F.M. Light & Sons celebrated its 100th anniversary and its pioneer heritage this year with a series of community events.
“For five generations of Light and Lockhart family members, the recipe for success has been their integrity and hard work,” Schlicht said. “This year, they sponsored a Wild West Show, hosted a downtown hoedown and produced a video. They even produced an old-time newspaper. If Main Street Steamboat has an anchor tenant, it’s F.M. Light & Sons.”
Schlicht also celebrated Kerst’s record of community service. A former Chamber board president, he also has served the Community Agriculture Alliance, Strings in the Mountains, Northwest Col–orado Visiting Nurse As–sociation, Yampa Valley Healthcare Association and the 4-H Junior Livestock Sale.
“He embodies what it means to be a business and civic leader,” Schlicht said.
Chamber Executive Vice President Sandy Evans Hall introduced incoming board President Kathy Stokes to the membership. Stokes owns the Steamboat PostNet with her husband, Terry.
She emphasized the importance to the business community of working with other community groups.
“I would like to see us foster good community and regional relationships,” Stokes said. “I want us to continue to work with (Steamboat Springs School District Superintendent) Donna Howell and our school officials on school needs and field usage.

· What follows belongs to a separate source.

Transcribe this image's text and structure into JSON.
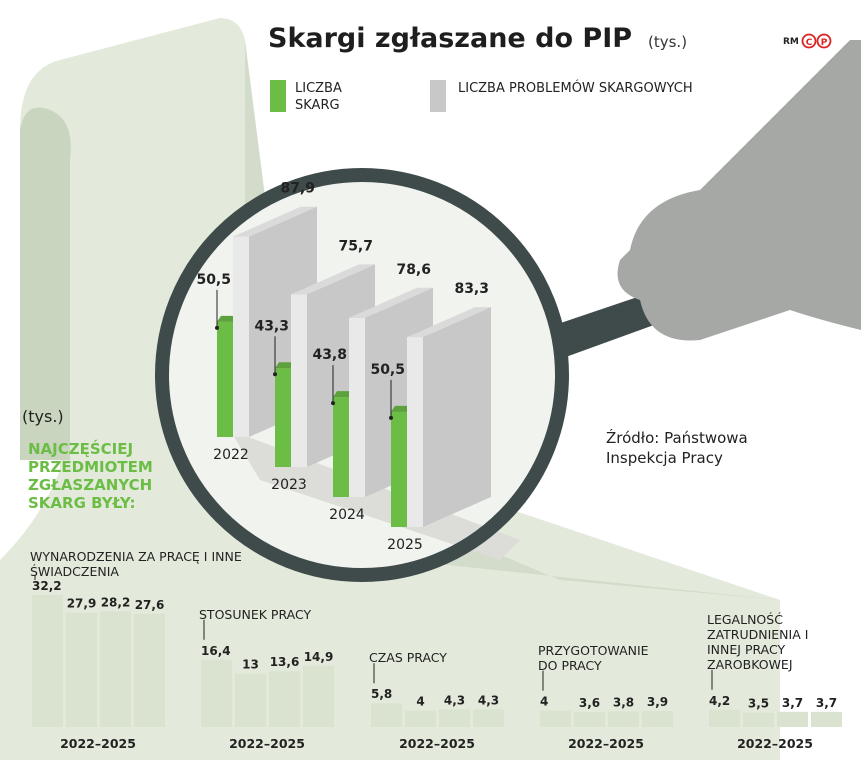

“I want us to continue to partner with (county manager) Tom Sullivan and the county commissioners on our regional airport and year-round air service. I want us to be at the table with our City Council to ensure we maintain a strong economy so that together we meet the needs of our community. And I want to continue to reach out to our regional neighbors in order to work together on workforce housing and economic development solutions that are mutually beneficial.”